Решив, что час довольно ранний для субботы, перекрутилась со спины на живот и уткнулась лбом в подушку, однако смена положения облегчения не принесла. Неожиданно крепкая ткань, слабо напоминающая свободную майку, завернулась вокруг талии и недурно передавила. Заглянув под одеяло, подавила в себе желание тихо захныкать — то, что казалось жутчайшим, слишком реалистичным и слишком нереальным одновременно кошмаром все-таки было явью.
Вот же дьявол.
Я сложилась в позу зародыша и накрылась с головой, позволяя себе спрятаться от порочной реальности под душным коконом хотя бы на пару минут. Нет, нет, господи, за что.
Никогда больше не буду пить!
Пусть я и прилагала колоссальные усилия к тому, чтобы взять разум под контроль и выкинуть мысли о произошедшем, внутренний голос, именуемый совестью, решительно настроился на самоистязания, и «кусочные» события то и дело мелькали выхваченными неоновыми лучами картинками под зажмуренными веками. Вот Брюс говорит что-то определенно смешное, а я врываюсь в его личное пространство и хлопаю по коленке, сгибаясь пополам от смеха; вот Тони предлагает уехать, и в моем рассудке рождаются самые неприличные варианты развития событий, результатом которых становятся нетронутая кровать дома, волосы в беспорядке и платье со следами стыда. Боже, я действительно об этом думала?
Слишком резко дернула ногой в попытке физически отделаться от катастрофических воспоминаний, да застонала не столько от конфузности, сколько от вспыхнувшей боли в зацепившейся за одеяло коленке. Дремота моментально сошла на нет.
Попыталась встать, да локти подогнулись, и обессиленная тушка повалилась обратно. Было решено сползать частями: первыми на коврик съехали ноги.
Платье источало зловонные ароматы ночных похождений, от волос несло сигаретным дымом. Простыми утренними процедурами положение не спасешь — тут нужен как минимум одночасовой прием душа. С перемыванием каждой части тела на два раза.
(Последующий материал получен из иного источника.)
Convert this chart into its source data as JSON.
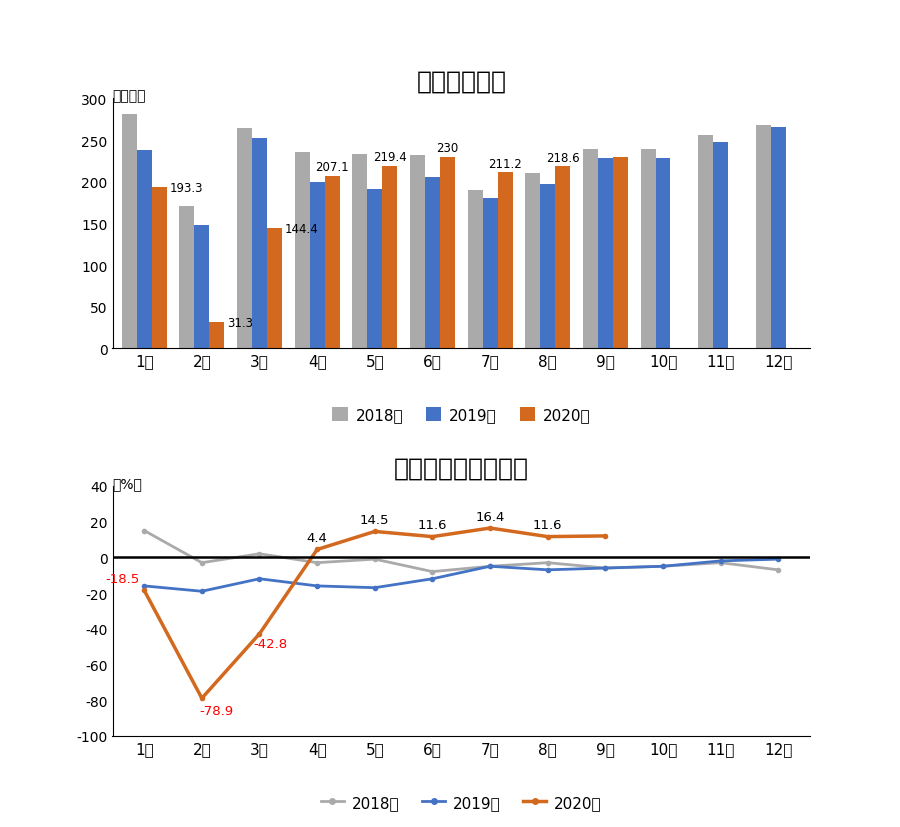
{
  "bar_title": "汽车月度销量",
  "line_title": "汽车月度销量增长率",
  "ylabel_bar": "（万辆）",
  "ylabel_line": "（%）",
  "months": [
    "1月",
    "2月",
    "3月",
    "4月",
    "5月",
    "6月",
    "7月",
    "8月",
    "9月",
    "10月",
    "11月",
    "12月"
  ],
  "bar_2018": [
    281,
    171,
    265,
    236,
    233,
    232,
    190,
    211,
    239,
    239,
    256,
    268
  ],
  "bar_2019": [
    238,
    148,
    253,
    200,
    191,
    206,
    180,
    197,
    228,
    228,
    248,
    266
  ],
  "bar_2020": [
    193.3,
    31.3,
    144.4,
    207.1,
    219.4,
    230.0,
    211.2,
    218.6,
    230.0,
    null,
    null,
    null
  ],
  "bar_color_2018": "#aaaaaa",
  "bar_color_2019": "#4472c4",
  "bar_color_2020": "#d2691e",
  "bar_labels_2020_val": [
    193.3,
    31.3,
    144.4,
    207.1,
    219.4,
    230,
    211.2,
    218.6
  ],
  "bar_labels_2020_idx": [
    0,
    1,
    2,
    3,
    4,
    5,
    6,
    7
  ],
  "ylim_bar": [
    0,
    300
  ],
  "yticks_bar": [
    0,
    50,
    100,
    150,
    200,
    250,
    300
  ],
  "line_2018": [
    15,
    -3,
    2,
    -3,
    -1,
    -8,
    -5,
    -3,
    -6,
    -5,
    -3,
    -7
  ],
  "line_2019": [
    -16,
    -19,
    -12,
    -16,
    -17,
    -12,
    -5,
    -7,
    -6,
    -5,
    -2,
    -1
  ],
  "line_2020": [
    -18.5,
    -78.9,
    -42.8,
    4.4,
    14.5,
    11.6,
    16.4,
    11.6,
    12.0,
    null,
    null,
    null
  ],
  "line_color_2018": "#aaaaaa",
  "line_color_2019": "#4472c4",
  "line_color_2020": "#d2691e",
  "ylim_line": [
    -100,
    40
  ],
  "yticks_line": [
    -100,
    -80,
    -60,
    -40,
    -20,
    0,
    20,
    40
  ],
  "line_labels_val": [
    -18.5,
    -78.9,
    -42.8,
    4.4,
    14.5,
    11.6,
    16.4,
    11.6
  ],
  "line_labels_idx": [
    0,
    1,
    2,
    3,
    4,
    5,
    6,
    7
  ],
  "legend_bar": [
    "2018年",
    "2019年",
    "2020年"
  ],
  "legend_line": [
    "2018年",
    "2019年",
    "2020年"
  ],
  "background_color": "#ffffff"
}
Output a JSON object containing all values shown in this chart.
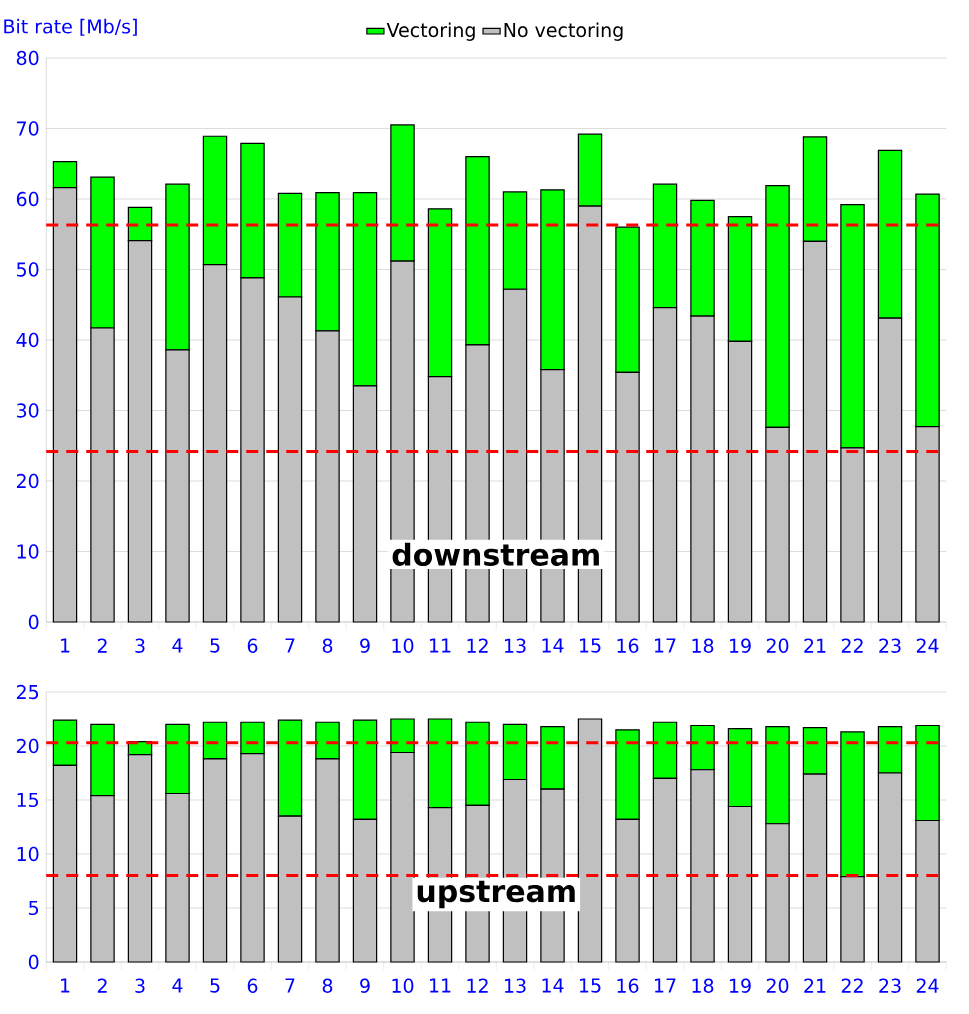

Вид колена оставлял желать лучшего: красный ободок воспаления не спал, ссадина покрылась корочкой и выглядела ужасней и приметней, нежели вчера. Гадство. Теперь даже колготки светлые не наденешь.
Живот заурчал, требуя пищи, однако от одной мысли о еде замутило. Неловко вставая, кряхтя и покачиваясь, я искренне пожалела, что вообще проснулась.
Я отмокала до тех пор, пока «целая» нога не покраснела, подставленная под поток льющейся воды — мысли то и дело занимали новые осознанные подробности, порождающие желание заполнить ванну до краев и с головой туда окунуться. Предпочтительно, не выныривая.